Every generation of B2B software begets a new class of enterprise tools that replaces the last generation. Take CRM. In my first company, we used Goldmine. Now we use Salesforce. Oracle beget Workday. As more and more employees want to work on their own devices, we’ve seen an explosion of startups like Slack, Trello, and Dropbox to fill those needs. And the pace of change is increasing rapidly.

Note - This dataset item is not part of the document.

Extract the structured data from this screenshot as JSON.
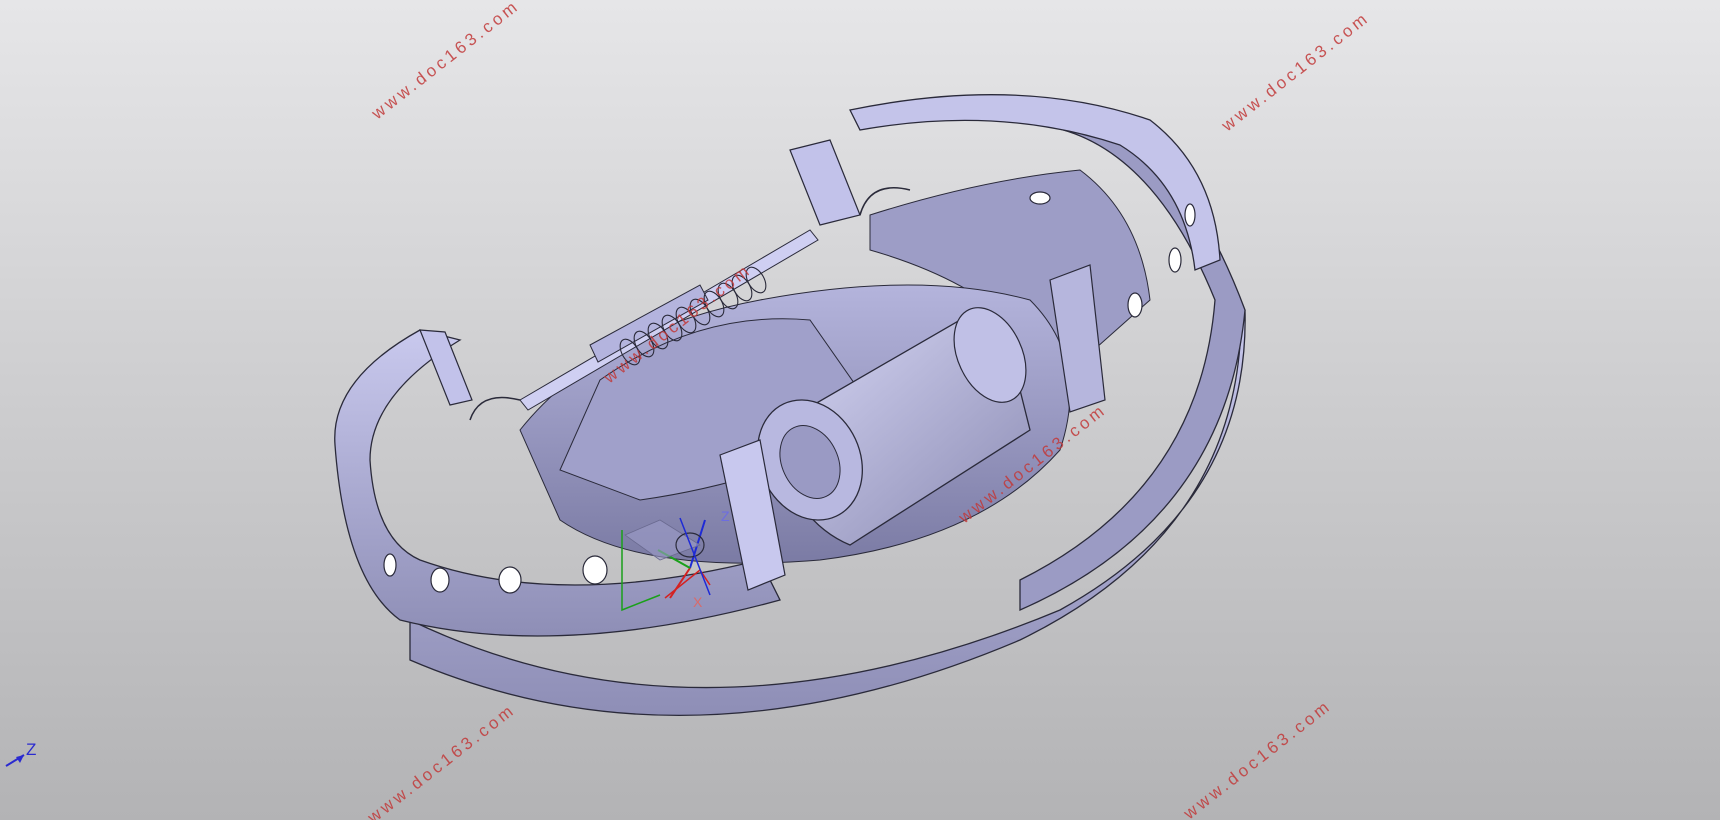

Corporate IT leads have to decide which of these products is worth the effort required for change management, the increase in security risks, and so on. The real value proposition of many of these new services is unclear until they reach escape velocity. For instance, as a VC, I imagine if I heard the pitch for Dropbox in the early days, I (very foolishly) would not have been compelled by their simple storage solution. I’m sure the initial response from IT managers was the same and millions of workers were worse for it. It helps to have a trusted 3rd party with an editorial bent sifting providing an objective perspective.

Search out Your “Magic Quadrant”

There’s a debate in the B2B world about whether it makes more sense to focus on competing within an existing market or trying to create one de novo. Should you fight to improve your placement on the Magic Quadrant, or build something so different that Gartner has to create a new one? Kara Nortman (from Upfront Ventures) tweeted this spot-on advice:

It’s fine to tell a transformative story to VCs, the press and employees to build enthusiasm, but at the end of the day, your job is to deploy software. Even if you’re mercifully free of the Magic Quadrant’s judgment, there’s a good chance there is some basic and potentially boring feature that can be built that will be surprisingly profitable. In B2B, blessed are the “boring.”

These B2B founders don’t get as much press as cool consumer founders. You won’t hear ads for “Insurance Claims Management Software” on podcasts. (if you do, skip them!) But in many ways this is the closest thing the venture / start-up world has to an immutable law. With each change in technology stack and worker habits, many large new (seemingly boring) enterprise companies will be built and firmly planted in the magic quadrant. Those are ventures worth building and worth joining.

The Magic Quadrant helped turn Gartner into a $11B company. It turns out that not only are the picks and axes valuable en route to the gold rush, but so are the market researchers!